What started out as a brief reply became a much longer one and I decided to post it here because I suspect there might be others who know my cynical side and are curious about how I fell for the “hope” candidate.
Short answer: Because cynicism enables the status quo.
Slightly longer answer with a dash of cynicism: To paraphrase John McCain’s take on global warming, “If we’re wrong, worst case scenario is we end the Clinton/Bush dynasty and still get a Democrat in the White House.”

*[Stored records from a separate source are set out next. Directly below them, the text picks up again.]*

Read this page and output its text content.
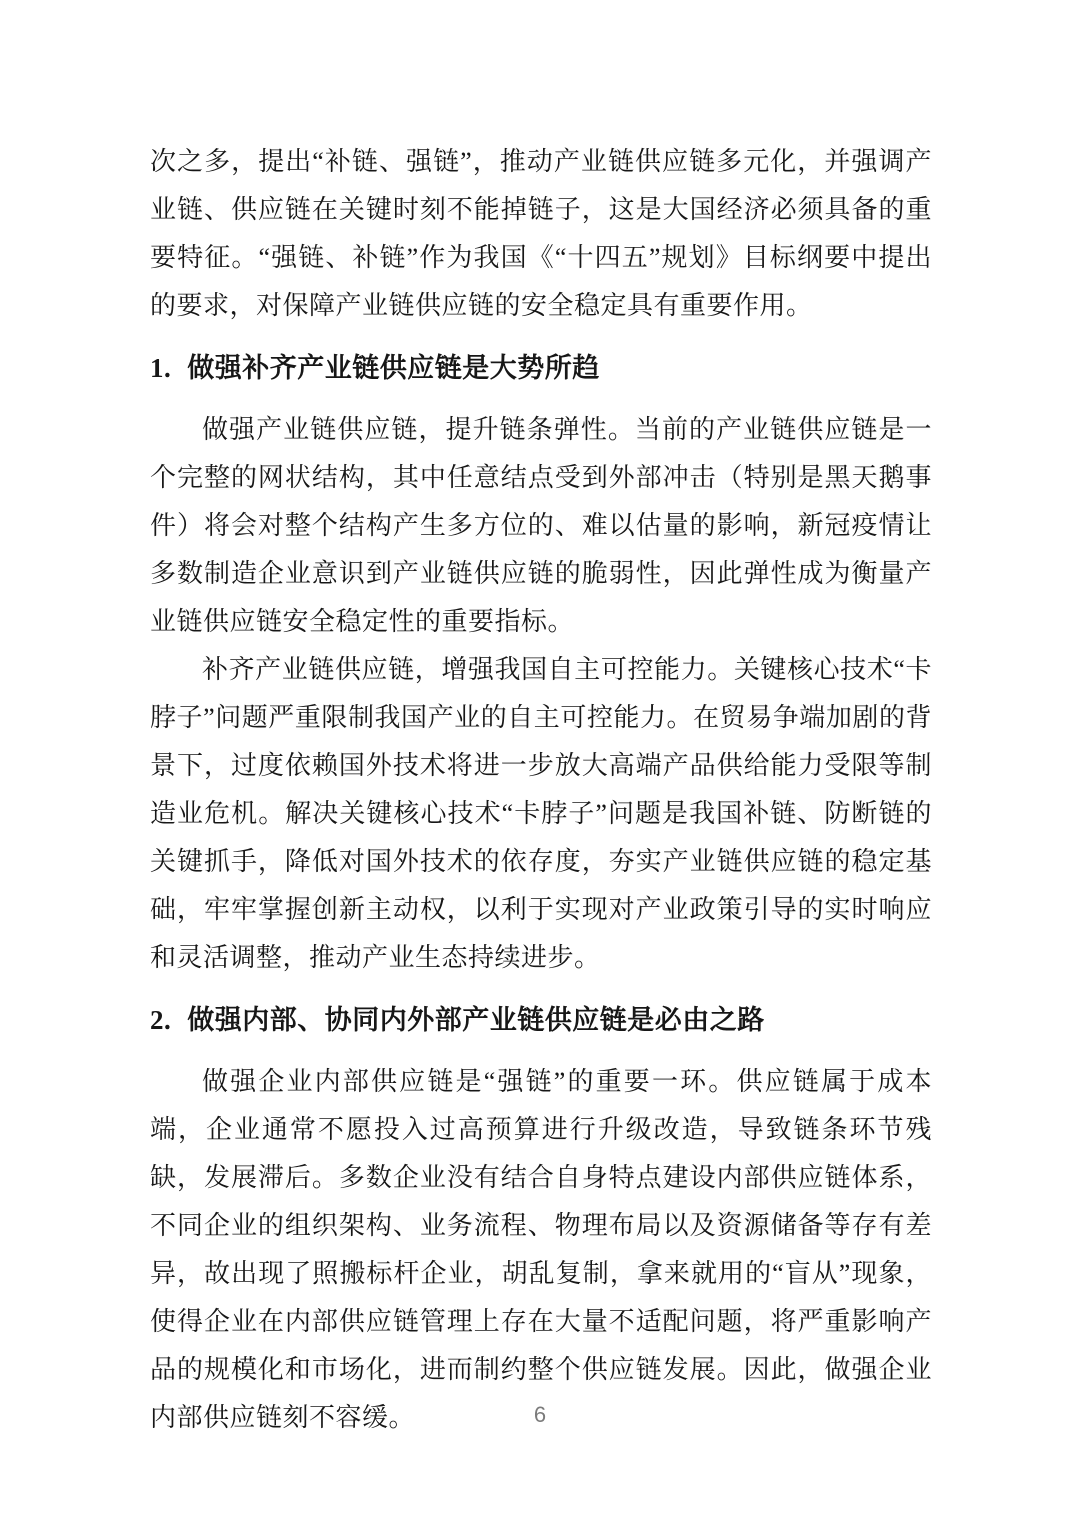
次之多，提出“补链、强链”，推动产业链供应链多元化，并强调产业链、供应链在关键时刻不能掉链子，这是大国经济必须具备的重要特征。“强链、补链”作为我国《“十四五”规划》目标纲要中提出的要求，对保障产业链供应链的安全稳定具有重要作用。

1. 做强补齐产业链供应链是大势所趋

做强产业链供应链，提升链条弹性。当前的产业链供应链是一个完整的网状结构，其中任意结点受到外部冲击（特别是黑天鹅事件）将会对整个结构产生多方位的、难以估量的影响，新冠疫情让多数制造企业意识到产业链供应链的脆弱性，因此弹性成为衡量产业链供应链安全稳定性的重要指标。

补齐产业链供应链，增强我国自主可控能力。关键核心技术“卡脖子”问题严重限制我国产业的自主可控能力。在贸易争端加剧的背景下，过度依赖国外技术将进一步放大高端产品供给能力受限等制造业危机。解决关键核心技术“卡脖子”问题是我国补链、防断链的关键抓手，降低对国外技术的依存度，夯实产业链供应链的稳定基础，牢牢掌握创新主动权，以利于实现对产业政策引导的实时响应和灵活调整，推动产业生态持续进步。

2. 做强内部、协同内外部产业链供应链是必由之路

做强企业内部供应链是“强链”的重要一环。供应链属于成本端，企业通常不愿投入过高预算进行升级改造，导致链条环节残缺，发展滞后。多数企业没有结合自身特点建设内部供应链体系，不同企业的组织架构、业务流程、物理布局以及资源储备等存有差异，故出现了照搬标杆企业，胡乱复制，拿来就用的“盲从”现象，使得企业在内部供应链管理上存在大量不适配问题，将严重影响产品的规模化和市场化，进而制约整个供应链发展。因此，做强企业内部供应链刻不容缓。	6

Long answer, personal/persuasive essay style: For me, it’s not simply about how progressive Obama is or isn’t, because if it were about that, I’d still be in Kucinich’s corner, the only real progressive to run for President in the past 2-3 elections. Obama is a moderately progressive Democrat, but he doesn’t play the cynical us vs. them game which simply guarantees another 4-8 years of partisan gridlock, no matter which side wins.
What I like most about him is that he’s a realist — putting forth policy proposals that actually have a realistic chance of being passed instead of the pie in the sky shit everyone wants to hear but knows they’ll never see in their lifetime, ie: a Department of Peace — but he has the heart of an idealist. Bill Clinton was right about the “roll of the dice” thing, but the gambler isn’t those voting for Obama it’s Obama himself, appealing to the idealist in all of us, daring people to not just hope for better but to get off their asses and help make things better; trusting that they are smart enough to look beyond the sound bites they hear on the evening news and look deeper themselves.